Stuttgart (dpa) - Bosch drückt nach einem Milliardengewinn im Jahr 2010 bei der Entwicklung des Elektroantriebs kräftig aufs Gas. Der weltgrößte Autozulieferer wolle bis 2013 mit 20 Projekten zur Elektromobilität bei zwölf Autoherstellern in Serie gehen, sagte Bosch-Chef Franz Fehrenbach am Donnerstag.

Jährlich 400 Millionen Euro wende der Technologiekonzern für die Zukunft des E-Antriebs auf. Rund 800 Ingenieure seien dafür im Einsatz. Bosch hatte erst vor wenigen Tagen verkündet, in seinem Jubiläumsjahr zum 125-jährigen Bestehen des Unternehmens zusammen mit dem Premiumhersteller Daimler ein Gemeinschaftsunternehmen für die Entwicklung und Produktion von Elektromotoren zu gründen.

Fehrenbach verspricht sich von der in dieser Form bislang einmaligen Allianz eines Autozulieferers mit einem Hersteller viele Kosten- und Know-how-Vorteile. Konflikte mit Kunden oder anderen Herstellern befürchtet der Manager nicht. Um Erfolg zu haben, müssten aber sehr schnell ausreichende Stückzahlen erreicht werden.

Bosch und Daimler wollen mit ihrem Projekt 2012 an den Start gehen. Die zusammen entwickelten und gebauten Elektromotoren sollen auch an andere Autobauer verkauft werden. Der Vertrieb läuft über Bosch. Wie viel Geld die Stuttgarter in das Gemeinschaftsunternehmen stecken, blieb offen. Insgesamt will der Autozulieferer in diesem Jahr aber mehr als sieben Milliarden Euro für Investitionen ausgeben, davon fließen mehr als vier Milliarden Euro in die Forschung und Entwicklung.

Nach dem kräftigen Anziehen der Autokonjunktur und einer Rückkehr in die Gewinnzone peilt Bosch für 2011 einen Rekordumsatz von mehr als 50 Milliarden Euro an. Alle drei Geschäftssegmente seien stark ins Jahr gestartet, begründete Fehrenbach den positiven Ausblick. Die Erlöse lägen im ersten Quartal um 15 Prozent über dem Vorjahr. Auch beim Gewinn wollen die Stuttgarter wieder zulegen. «Das Ziel von Bosch ist es, weiterhin eine Rendite vor Steuern von sieben bis acht Prozent vom Umsatz zu erreichen», erklärte der Manager.

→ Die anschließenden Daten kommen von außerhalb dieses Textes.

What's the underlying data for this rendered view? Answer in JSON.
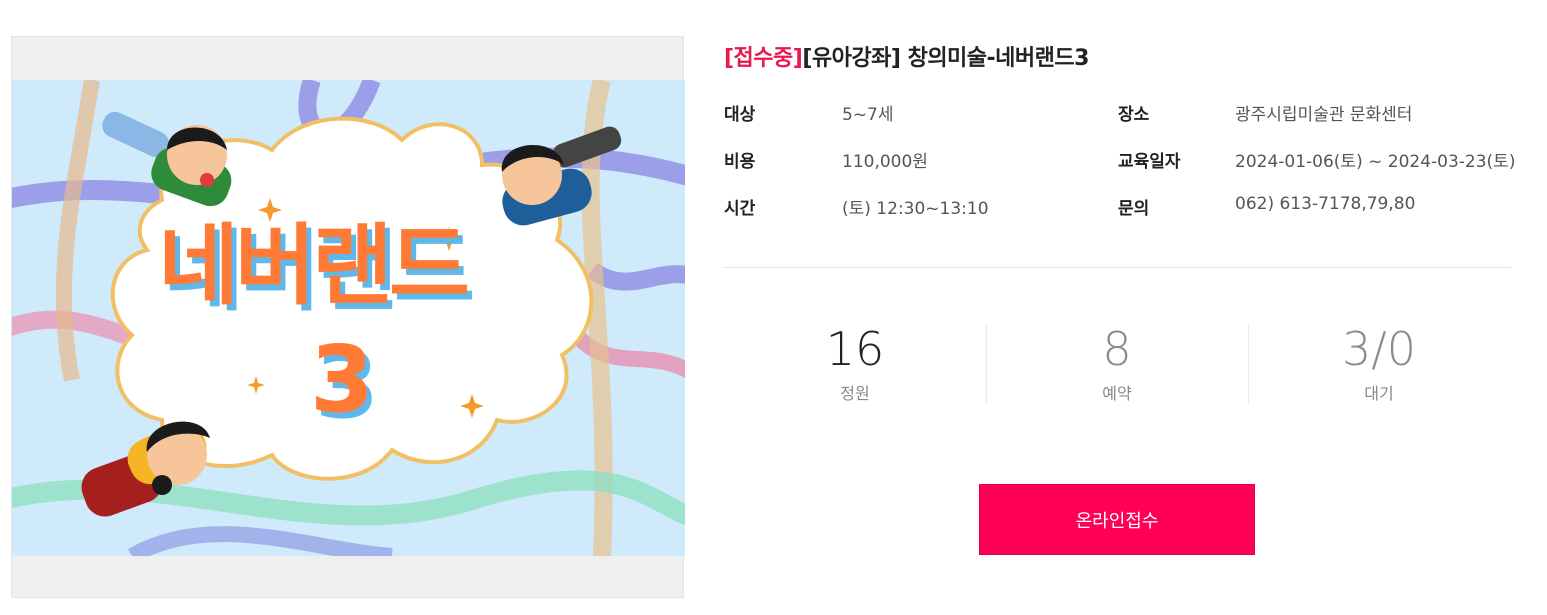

Im abgelaufenen Geschäftsjahr erzielte Bosch einen Nettogewinn von 2,5 Milliarden Euro. Im Krisenjahr 2009 war Bosch erstmal in der Nachkriegsgeschichte in die roten Zahlen gerutscht und verbuchte unterm Strich einen Verlust von 1,21 Milliarden Euro. Vor Steuern stand 2010 ein Ergebnis von 3,5 (2009: minus 1,19) Milliarden Euro. Der Umsatz stieg um 24 Prozent auf 47,3 Milliarden Euro. Vor allem der wichtige Geschäftsbereich Kraftfahrzeugtechnik hatte für die starken Zahlen gesorgt.

Die gute Entwicklung spiegelte sich auch in der Beschäftigung wider. Bis zum Jahresende soll die Zahl der Mitarbeiter auf rund 300 000 weltweit steigen. Mehr als die Hälfte von 15 000 neuen Jobs sollen in Asien entstehen. In Deutschland will der Autozulieferer 900 neue Stellen schaffen.